There is evidence that dissecting a PV during lobectomy reduces tumor cell dissemination in the blood stream, preventing “circulation tumor cells [23,24,25,26]”. An improved survival outcome was obtained in lung cancer patients who first underwent PV resection, when compared with those who underwent pulmonary artery resection. In contrast, other studies showed that survival time was unaffected by the order in which the pulmonary vessels were dissected [27, 28]. We investigated if survival time differed between the PV-last and non-PV-last procedures. There was no difference between the two in OS and RFS (Fig. 3). During surgery we avoided manipulating cancerous lobes as much as possible to prevent circulating tumor cells, which may have contributed to the survival equivalence of the PV-last procedure. Future LUL performed with the PV-last procedure may support our results.

Our study has some limitations.
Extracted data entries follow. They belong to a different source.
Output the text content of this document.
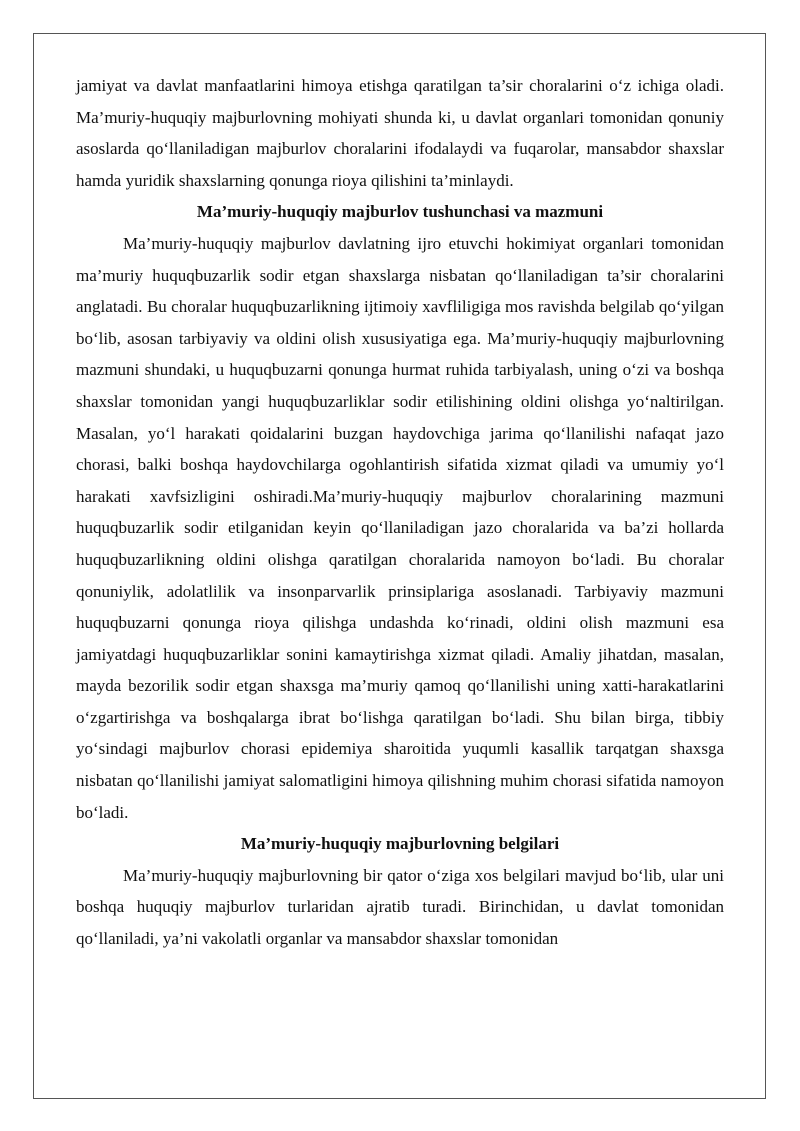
jamiyat va davlat manfaatlarini himoya etishga qaratilgan ta’sir choralarini o‘z ichiga oladi. Ma’muriy-huquqiy majburlovning mohiyati shunda ki, u davlat organlari tomonidan qonuniy asoslarda qo‘llaniladigan majburlov choralarini ifodalaydi va fuqarolar, mansabdor shaxslar hamda yuridik shaxslarning qonunga rioya qilishini ta’minlaydi.

Ma’muriy-huquqiy majburlov tushunchasi va mazmuni

Ma’muriy-huquqiy majburlov davlatning ijro etuvchi hokimiyat organlari tomonidan ma’muriy huquqbuzarlik sodir etgan shaxslarga nisbatan qo‘llaniladigan ta’sir choralarini anglatadi. Bu choralar huquqbuzarlikning ijtimoiy xavfliligiga mos ravishda belgilab qo‘yilgan bo‘lib, asosan tarbiyaviy va oldini olish xususiyatiga ega. Ma’muriy-huquqiy majburlovning mazmuni shundaki, u huquqbuzarni qonunga hurmat ruhida tarbiyalash, uning o‘zi va boshqa shaxslar tomonidan yangi huquqbuzarliklar sodir etilishining oldini olishga yo‘naltirilgan. Masalan, yo‘l harakati qoidalarini buzgan haydovchiga jarima qo‘llanilishi nafaqat jazo chorasi, balki boshqa haydovchilarga ogohlantirish sifatida xizmat qiladi va umumiy yo‘l harakati xavfsizligini oshiradi.Ma’muriy-huquqiy majburlov choralarining mazmuni huquqbuzarlik sodir etilganidan keyin qo‘llaniladigan jazo choralarida va ba’zi hollarda huquqbuzarlikning oldini olishga qaratilgan choralarida namoyon bo‘ladi. Bu choralar qonuniylik, adolatlilik va insonparvarlik prinsiplariga asoslanadi. Tarbiyaviy mazmuni huquqbuzarni qonunga rioya qilishga undashda ko‘rinadi, oldini olish mazmuni esa jamiyatdagi huquqbuzarliklar sonini kamaytirishga xizmat qiladi. Amaliy jihatdan, masalan, mayda bezorilik sodir etgan shaxsga ma’muriy qamoq qo‘llanilishi uning xatti-harakatlarini o‘zgartirishga va boshqalarga ibrat bo‘lishga qaratilgan bo‘ladi. Shu bilan birga, tibbiy yo‘sindagi majburlov chorasi epidemiya sharoitida yuqumli kasallik tarqatgan shaxsga nisbatan qo‘llanilishi jamiyat salomatligini himoya qilishning muhim chorasi sifatida namoyon bo‘ladi.

Ma’muriy-huquqiy majburlovning belgilari

Ma’muriy-huquqiy majburlovning bir qator o‘ziga xos belgilari mavjud bo‘lib, ular uni boshqa huquqiy majburlov turlaridan ajratib turadi. Birinchidan, u davlat tomonidan qo‘llaniladi, ya’ni vakolatli organlar va mansabdor shaxslar tomonidan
First, we performed a retrospective study in a single institution, and the frequency of CI was relatively rare. Second, we did not perform enhanced CT for patients who underwent LUL. Therefore, we could not evaluate the presence of thrombus in the PV stump in the early phase. Third, there is the possibility of biases and restrictions affecting the PV-last procedure on a case-by-case basis. However, no increased morbidities related to the procedure were observed, with equivalent survival times in our study. We also demonstrated the technical efficacy and safety of the PV last procedure, which allowed us to definitively resect the left superior pulmonary vein in the case of the common pulmonary vein truncus, which branches into superior and inferior pulmonary veins outside of the pericardium. Therefore, despite its limitations, the PV-last procedure might be an acceptable procedure for LUL to prevent postoperative CI.

Conclusion

Left-sided lobectomy, lower FEV1/FVC values, and a lower BMI were significantly associated with postoperative CI. Possibly, the PV-last procedure might reduce the risk of postoperative CI by shortening the length of the PV stump. A large cohort of multicenter studies should be conducted to confirm these findings and the potential of our procedure for general use in the planning of lobectomies, especially in LUL.